Asterix and the Normans
This is one where factual history gets a little…elongated. The Normans want to discover the meaning of fear, and so travel to Gaul to learn it’s art. A very odd set-up, it pits Asterix against a tough enemy who aren’t the Romans or working alongside the Romans, something we only really see in terms of a whole plotline in Asterix and the Goths. I quite liked pirates as a kid (still do obviously) and whilst the actual recurring pirates are pretty ineffective, I like the danger and fear of these massive dangerous Viking-eseque Normans.
Asterix and Son
A fairly unique story with the introduction of a key player. Up until now, Brutus has only makes the odd appearance, making a briefly as a running gag in Gladiator, Roman Agent & Soothsayer. But in Son, Brutus comes into his own as a ruthless and tyrannical enemy. He bellows at the reader “BUT I’LL HAVE THAT BABY EVEN IF I HAVE TO PUT ALL GAUL TO FIRE AND SWORD!” The final epic battle involves the village being mercilessly burned to ash. The art is very special, to the orange glow backdrop Brutus stands against the women of the village, normally reduced to background characters, who here make a stand against him. Brutus trumps Ceaser as a villain, leaving us with the final banquet aboard Cleopatra’s “sumptuous” galley.
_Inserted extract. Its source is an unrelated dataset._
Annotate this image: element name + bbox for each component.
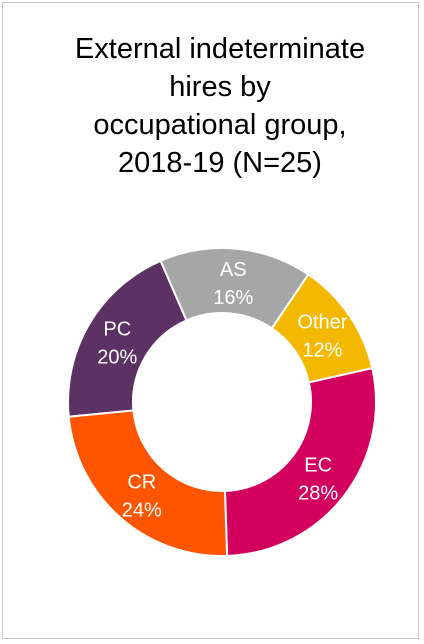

Asterix and Obelix All At Sea
A late additional to the series, I remember this coming out in 1996 and being really excited by the prospect of a new book after completing my collection. I quite liked the naval tones, introducing the Roman navy who haven’t had a key role before. It’s an attempt at playing with the running gag of Obelix not being allowed to drink the magic potion, adding a vaguely serious tone that Obelix could be stuck as stone forever, even dead. Indeed it remains the only Asterix book where a character could be dead, as in theory Admiral Crustacius is trapped as stone forever with Getafix to help out, though Ceaser’s final line hints this might not be the case. Overall I like it for an attempt at making a likable German character, as the Goths tend to get a bad rep through the series.
Asterix and the Laurel Wreath
I wrote a piece a couple of years ago for York Theatre Royal’s Young Actor’s Company. It was about the Romans in York and Britain, and was meant to be a little silly and daft, Monty Python/Horrible Histories style. Naturally I returned to Asterix comics! Asterix visits Rome in Gladiator, but I love this version because of the more adult tone, with drunkenness & slavery. Asterix & Obelix are forced to rely on their wit, meet all manner of Rome’s upper-class and bandits with some fantastic locations, such as the moss-covered cell, the court, the slave market and the sewers beneath the streets.